A firetruck is seen as a bushfire approaches the town of Labertouche, 90km (56 miles) east of Melbourne, February 7, 2009. Aircraft dropped water bombs on raging Australian bush fires and homes went up in flames on Saturday as a once-in-a-century heatwave sent temperatures in Melbourne to their highest on record. Australian bush fires killed 14 people in the southern state of Victoria on Saturday, police and local media said. Reuters/Mick Tsikas

Summer in Australia does not begin until December, but the current spring heat wave is breaking records across the country. According to the Bureau of Meteorology, Australia's average temperature last Oct. 25 was recorded at 36.39 degrees Celsius, making it the hottest day in October since records began in 1910. The heat wave last weekend had set new records for more than 20 stations. Reports said the warmth was described as exceptional and extended longer than usual.

SMH reports that NSW has experienced the heat with 10 percent of the state reporting the highest number of days with temperatures of more than 35 degrees in October. Climate experts have warned that Australia's summer may start early and last longer with intensifying heatwaves. They believe global warming has increased the chances of record-breaking temperatures at a rate faster than cold weather.

Weatherzone meteorologist Rob Sharpe said the heatwave began setting new records in South Australia as Adelaide experienced five days in October with temperatures above 32 degrees. Sharpe said the heatwave will be the first of the warming season. The weather bureau has issued a severe weather warning for the eastern part of the state including the metro area where winds are expected to blow at 90 km/h as the southerly winds enter.

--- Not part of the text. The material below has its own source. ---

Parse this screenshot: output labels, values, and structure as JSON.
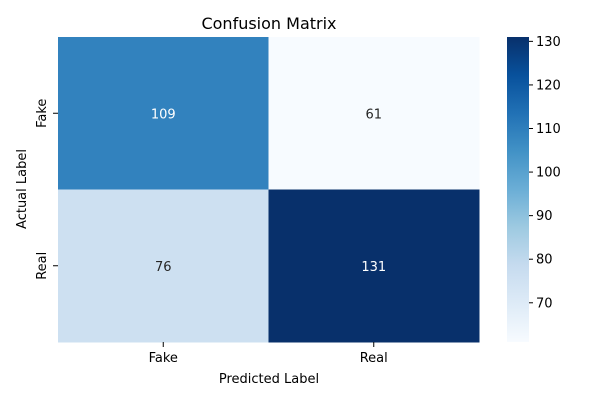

Meanwhile, more than 1500 lightning strikes were recorded southeast of Queensland that lasted for 15 minutes last Oct. 27. Reports said Australia's hot weather had triggered the lightning storm. Small amounts of hail were detected in Carina Heights, southeast of Brisbane, and Toombul at the northern side of the city.

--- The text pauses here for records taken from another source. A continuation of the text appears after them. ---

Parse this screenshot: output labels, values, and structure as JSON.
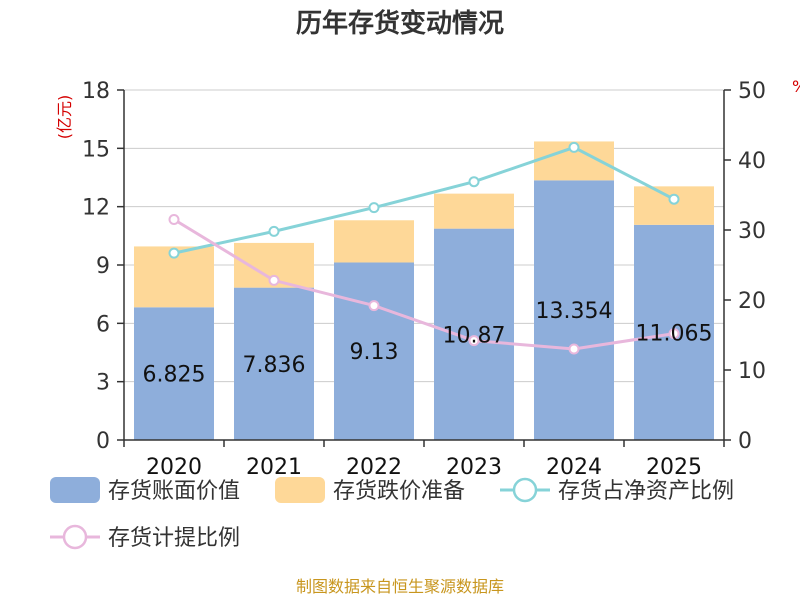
{
  "chart_data": {
    "type": "bar",
    "title": "历年存货变动情况",
    "categories": [
      "2020",
      "2021",
      "2022",
      "2023",
      "2024",
      "2025"
    ],
    "left_axis": {
      "unit": "(亿元)",
      "ylim": [
        0,
        18
      ],
      "ticks": [
        0,
        3,
        6,
        9,
        12,
        15,
        18
      ]
    },
    "right_axis": {
      "unit": "%",
      "ylim": [
        0,
        50
      ],
      "ticks": [
        0,
        10,
        20,
        30,
        40,
        50
      ]
    },
    "series": [
      {
        "name": "存货账面价值",
        "kind": "bar",
        "axis": "left",
        "color": "#8eaedb",
        "values": [
          6.825,
          7.836,
          9.13,
          10.87,
          13.354,
          11.065
        ],
        "labels": [
          "6.825",
          "7.836",
          "9.13",
          "10.87",
          "13.354",
          "11.065"
        ]
      },
      {
        "name": "存货跌价准备",
        "kind": "bar",
        "axis": "left",
        "color": "#fed898",
        "values": [
          3.13,
          2.3,
          2.17,
          1.8,
          2.0,
          1.98
        ]
      },
      {
        "name": "存货占净资产比例",
        "kind": "line",
        "axis": "right",
        "color": "#86d3d8",
        "values": [
          26.7,
          29.8,
          33.2,
          36.9,
          41.8,
          34.4
        ]
      },
      {
        "name": "存货计提比例",
        "kind": "line",
        "axis": "right",
        "color": "#e8b7dc",
        "values": [
          31.5,
          22.8,
          19.2,
          14.2,
          13.0,
          15.2
        ]
      }
    ],
    "source": "制图数据来自恒生聚源数据库"
  }
}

At the height of the storm, 14,500 homes had reported power outage across southeast Queensland. Crews from power companies responded to reports of power outages and have reduced the number of affected homes as of writing. The heat from the lightning storms had sparked a dozen bushfires as some residents feared an electrical storm will cause more fires, Courier Mail reports.

In other parts of the world, global warming is expected to increase the risk of harsher winters in Europe and Asia. The new research published in Nature Geoscience found an increased risk of ice winters to occur in the coming decades. Climate researchers predict the Artic to be free from ice in the 2030s.